Anyphops amatolae

Scientific classification
- Kingdom: Animalia
- Phylum: Arthropoda
- Subphylum: Chelicerata
- Class: Arachnida
- Order: Araneae
- Infraorder: Araneomorphae
- Family: Selenopidae
- Genus: Anyphops
- Species: A. amatolae
- Binomial name: Anyphops amatolae (Lawrence, 1940)

= Anyphops amatolae =

- Authority: (Lawrence, 1940)

Species of spider

Anyphops amatolae is a species of spider in the family Selenopidae. It is endemic to South Africa.

==Distribution==
Anyphops amatolae is found in South Africa.
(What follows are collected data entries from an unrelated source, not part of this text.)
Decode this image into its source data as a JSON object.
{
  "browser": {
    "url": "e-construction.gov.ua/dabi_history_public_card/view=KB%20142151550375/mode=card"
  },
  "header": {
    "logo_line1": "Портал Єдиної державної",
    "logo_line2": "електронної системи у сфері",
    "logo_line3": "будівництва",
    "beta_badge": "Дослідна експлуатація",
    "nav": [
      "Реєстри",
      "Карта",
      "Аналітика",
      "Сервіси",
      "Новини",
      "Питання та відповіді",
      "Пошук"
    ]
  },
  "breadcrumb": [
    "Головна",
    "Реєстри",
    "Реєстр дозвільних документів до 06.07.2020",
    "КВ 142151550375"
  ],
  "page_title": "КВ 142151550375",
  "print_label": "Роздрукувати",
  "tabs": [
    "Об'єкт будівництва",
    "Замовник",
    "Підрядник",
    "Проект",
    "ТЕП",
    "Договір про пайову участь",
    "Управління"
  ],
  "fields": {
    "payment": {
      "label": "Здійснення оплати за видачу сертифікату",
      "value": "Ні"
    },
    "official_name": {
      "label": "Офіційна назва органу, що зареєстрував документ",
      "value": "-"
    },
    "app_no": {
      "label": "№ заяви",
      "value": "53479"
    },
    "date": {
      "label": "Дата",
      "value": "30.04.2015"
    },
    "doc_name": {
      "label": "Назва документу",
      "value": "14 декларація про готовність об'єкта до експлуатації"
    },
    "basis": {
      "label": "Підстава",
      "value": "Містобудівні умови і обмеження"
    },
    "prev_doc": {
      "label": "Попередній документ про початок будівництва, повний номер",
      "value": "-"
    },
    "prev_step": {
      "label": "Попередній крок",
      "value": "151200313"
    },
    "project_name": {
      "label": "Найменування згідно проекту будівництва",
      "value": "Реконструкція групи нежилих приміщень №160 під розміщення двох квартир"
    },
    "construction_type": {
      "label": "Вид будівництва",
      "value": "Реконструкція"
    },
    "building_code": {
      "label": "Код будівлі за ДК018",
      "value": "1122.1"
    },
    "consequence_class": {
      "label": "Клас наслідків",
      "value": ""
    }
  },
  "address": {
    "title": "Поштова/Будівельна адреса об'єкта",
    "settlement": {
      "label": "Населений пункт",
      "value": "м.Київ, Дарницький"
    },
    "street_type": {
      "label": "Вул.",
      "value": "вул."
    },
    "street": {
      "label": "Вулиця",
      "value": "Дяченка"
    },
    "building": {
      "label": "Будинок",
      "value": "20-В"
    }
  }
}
The species is endemic to the Eastern Cape, known only from Hogsback at 1307 m above sea level.

==Habitat and ecology==
The species inhabits the Forest biome. These are free-living cryptozoic nocturnal ground dwellers.

==Description==

The species is known from both sexes. The carapace is finely bordered with black, dark brown with long blackish radiations from the thoracic stria, the latter appearing as a wedge-shaped dark marking pointed posteriorly. The chelicerae are similar in colour to the carapace. The opisthosoma above is rubbed.
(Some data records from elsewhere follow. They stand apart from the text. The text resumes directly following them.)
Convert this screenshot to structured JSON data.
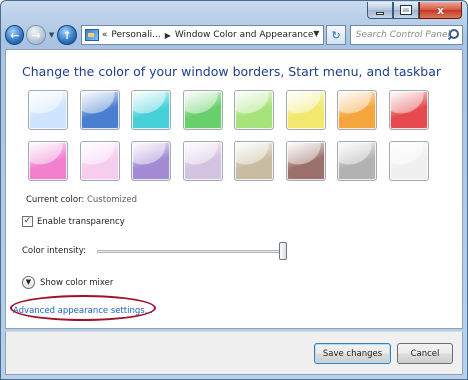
{
  "titlebar": {
    "minimize_icon": "minimize-icon",
    "maximize_icon": "maximize-icon",
    "close_icon": "close-icon",
    "close_glyph": "x"
  },
  "nav": {
    "back_glyph": "←",
    "forward_glyph": "→",
    "up_glyph": "↑",
    "breadcrumb_prefix": "«",
    "breadcrumb_parent": "Personali...",
    "breadcrumb_current": "Window Color and Appearance",
    "refresh_glyph": "↻",
    "search_placeholder": "Search Control Panel"
  },
  "page": {
    "heading": "Change the color of your window borders, Start menu, and taskbar",
    "swatches": [
      {
        "name": "sky",
        "color": "#cfe5ff"
      },
      {
        "name": "twilight",
        "color": "#4a7fd0"
      },
      {
        "name": "sea",
        "color": "#46d1d9"
      },
      {
        "name": "leaf",
        "color": "#68cf6a"
      },
      {
        "name": "lime",
        "color": "#a7e37b"
      },
      {
        "name": "lemon",
        "color": "#f2e86d"
      },
      {
        "name": "pumpkin",
        "color": "#f6a53d"
      },
      {
        "name": "ruby",
        "color": "#e64a4f"
      },
      {
        "name": "fuchsia",
        "color": "#f37fcf"
      },
      {
        "name": "blush",
        "color": "#f7cdef"
      },
      {
        "name": "violet",
        "color": "#a38ad3"
      },
      {
        "name": "lavender",
        "color": "#d3c2e0"
      },
      {
        "name": "taupe",
        "color": "#c8bda2"
      },
      {
        "name": "chocolate",
        "color": "#9c706b"
      },
      {
        "name": "slate",
        "color": "#b2b2b2"
      },
      {
        "name": "frost",
        "color": "#f0f0f0"
      }
    ],
    "current_color_label": "Current color:",
    "current_color_value": "Customized",
    "enable_transparency_label": "Enable transparency",
    "enable_transparency_checked": true,
    "color_intensity_label": "Color intensity:",
    "color_intensity_value": 1.0,
    "show_color_mixer_label": "Show color mixer",
    "advanced_link": "Advanced appearance settings..."
  },
  "footer": {
    "save_label": "Save changes",
    "cancel_label": "Cancel"
  },
  "colors": {
    "heading": "#1e3f8a",
    "link": "#1d62c4",
    "annotation": "#a0112a"
  }
}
The femora and tibiae of anterior legs have broad brown bands. Tibia I and II have 6 pairs of strong and very long spines (the longest about a third the length of tibia I), metatarsus I and II have 3 pairs of even longer spines (the longest about half the length of metatarsus I). Total length is 15 mm.

==Conservation==
Anyphops amatolae is listed as Data Deficient. The status of the species remains obscure as the type specimen was collected in 1933. More sampling is needed to determine the species' range and collect males. Threats to the species are unknown.

==Taxonomy==
The species was originally described by R. F. Lawrence in 1940 as Selenops amatolae from Hogsback. It was transferred to the genus Anyphops by Benoit in 1968 and later revised by Corronca in 2000.